I asked her the next day.

She looked at me and laughed. “I don’t think your father would approve of that.”

“Why not?”

“Well, dear, we have to face facts, don’t we? You’re what they call of a marriageable age.”

“Well?”

“Young men … particularly young men who meet you in romantic places …”

“In those squalid wynds! You call them romantic?”

“Romance springs up everywhere, dear child. Those streets may not have been romantic, but the rescue was. And then seeing each other every day … looking at each other in such a charming way … well, that tells a good deal … especially to an old warhorse like me.”

“Oh, Zillah, you are very funny.”

“I’m glad I amuse you. To be able to amuse people is one of the gifts from the gods.”

I thought how she changed. I wondered if my father ever saw Zillah as the woman she was now.

“So,” I said, “you want me to ask my father if he can come to tea? This is my home. Surely I can have my friends here?”

“Of course you can and of course you shall. I was merely commenting that your father wouldn’t like it. Let us ask the young man to tea. We won’t worry your father with telling him. That’s all.”

I looked at her in astonishment. She smiled at me.

“I understand, dear. I want to help you. After all, I am your stepmother—only don’t call me that, will you?”

“Of course I won’t.”

I wondered what my father would have said if he had known she was in league with me to keep Jamie’s visit to the house a secret.

Jamie came. It was a very happy time. There was a great deal of laughter and I could see that Jamie enjoyed Zillah’s company.

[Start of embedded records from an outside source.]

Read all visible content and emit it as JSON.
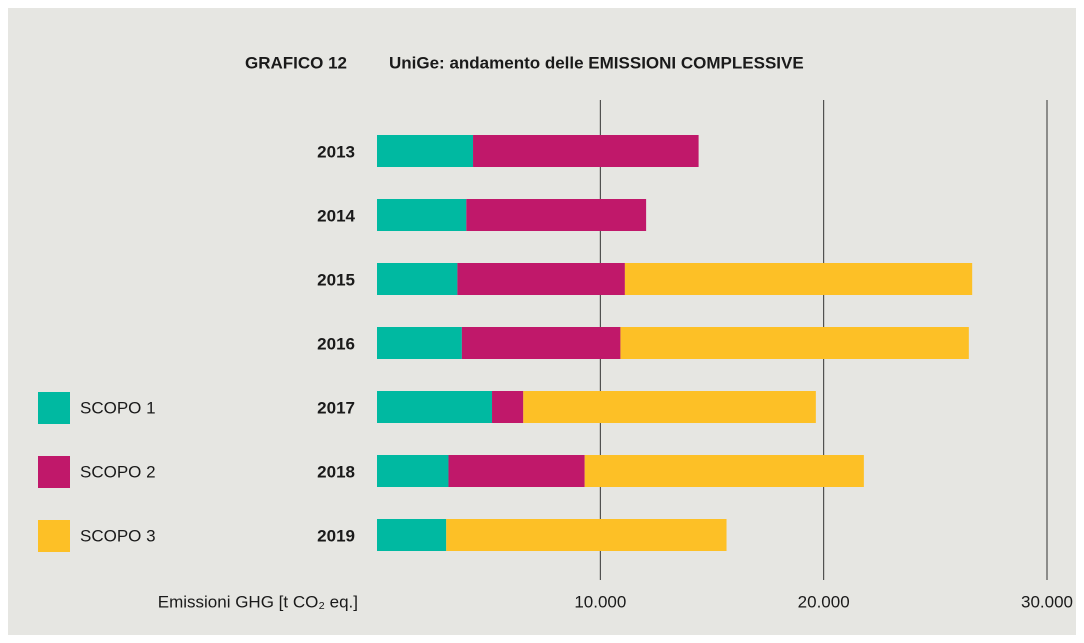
{
  "chart_data": {
    "type": "stacked_bar_horizontal",
    "title": "GRAFICO 12",
    "subtitle": "UniGe: andamento delle EMISSIONI COMPLESSIVE",
    "x_label": "Emissioni GHG [t CO₂ eq.]",
    "categories": [
      "2013",
      "2014",
      "2015",
      "2016",
      "2017",
      "2018",
      "2019"
    ],
    "series": [
      {
        "name": "SCOPO 1",
        "color": "#00b9a1",
        "values": [
          4300,
          4000,
          3600,
          3800,
          5150,
          3200,
          3100
        ]
      },
      {
        "name": "SCOPO 2",
        "color": "#c0186a",
        "values": [
          10100,
          8050,
          7500,
          7100,
          1400,
          6100,
          0
        ]
      },
      {
        "name": "SCOPO 3",
        "color": "#fdc026",
        "values": [
          0,
          0,
          15550,
          15600,
          13100,
          12500,
          12550
        ]
      }
    ],
    "xlim": [
      0,
      30000
    ],
    "xticks": [
      {
        "value": 10000,
        "label": "10.000"
      },
      {
        "value": 20000,
        "label": "20.000"
      },
      {
        "value": 30000,
        "label": "30.000"
      }
    ],
    "grid": true,
    "legend": "left"
  }
}
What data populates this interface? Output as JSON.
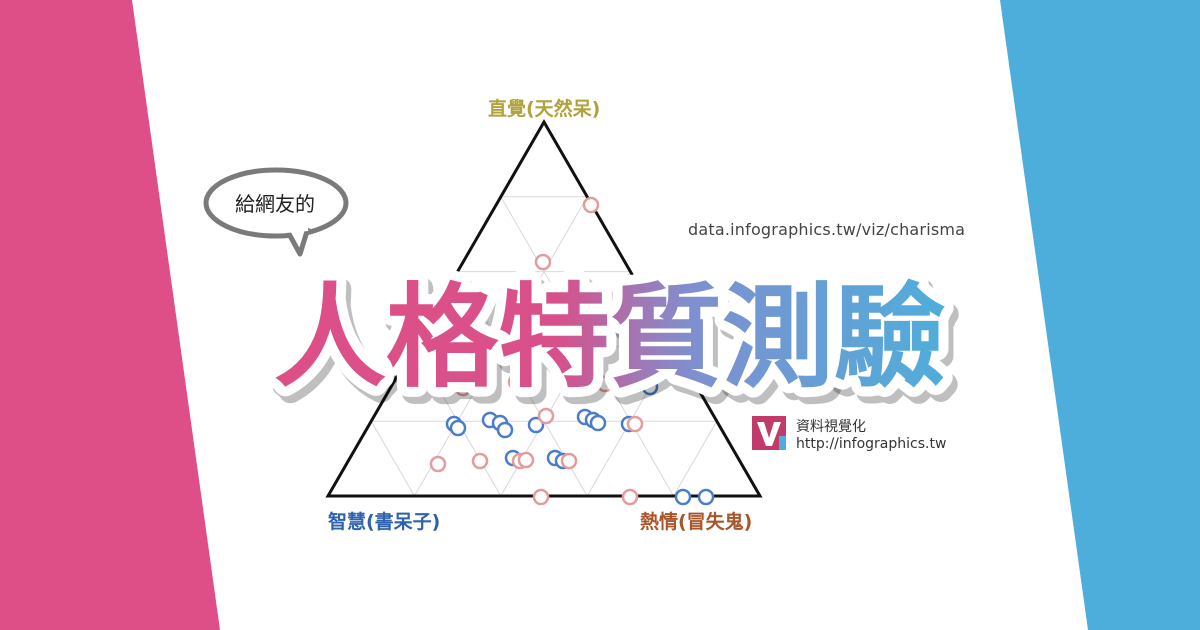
{
  "colors": {
    "left_band": "#de4f87",
    "right_band": "#4eaedb",
    "vertex_top": "#b0a33c",
    "vertex_left": "#2f62ad",
    "vertex_right": "#a8552a",
    "marker_blue": "#4a7dc9",
    "marker_pink": "#e39b9b",
    "logo": "#c23a6c"
  },
  "diagram": {
    "vertex_top_label": "直覺(天然呆)",
    "vertex_left_label": "智慧(書呆子)",
    "vertex_right_label": "熱情(冒失鬼)"
  },
  "speech_bubble": {
    "text": "給網友的"
  },
  "url_text": "data.infographics.tw/viz/charisma",
  "headline": {
    "text": "人格特質測驗"
  },
  "brand": {
    "icon": "v-logo-icon",
    "name": "資料視覺化",
    "url": "http://infographics.tw"
  }
}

I saw him the next day. It was easier to arrange our meetings now that Zillah knew and clearly wanted to make things easy for us. He told me how kind he thought her and it was wonderful that she was so helpful.

As for Zillah, she said he was a charming young man.

“He dotes on you,” she said. “He’s clever, too. I am sure he is going to pass all those exams and become a judge or something. You are a lucky girl, Davina.”

“My father doesn’t know we’re meeting,” I reminded her. “I don’t think he will approve of Jamie … not for Jamie himself, but because he isn’t rich like … like …”

“Like Alastair McCrae. Now, there is a fine man and, as we used to say, ‘well padded,’ which in the vernacular of the halls, my dear, means that he has a nice little fortune stacked away. I have to admit that your father would approve of him … most heartily.”

I looked at her in horror. “You don’t think … ?”

She lifted her shoulders. “Fond parents will plan for their daughters, you know. Your future is very important to him.”

“Oh, Zillah,” I said. “He mustn’t. Jamie and I …”

“Oh, he has spoken, has he?”

“Well, it’s all very much in the future.”

She nodded gravely and then a smile curved her lips.

“If my father objected,” I said fiercely, “I wouldn’t let that stand in the way.”

“No, of course you wouldn’t. But don’t you worry. It’ll all come right in the end. Don’t forget you’ve got me to help you.”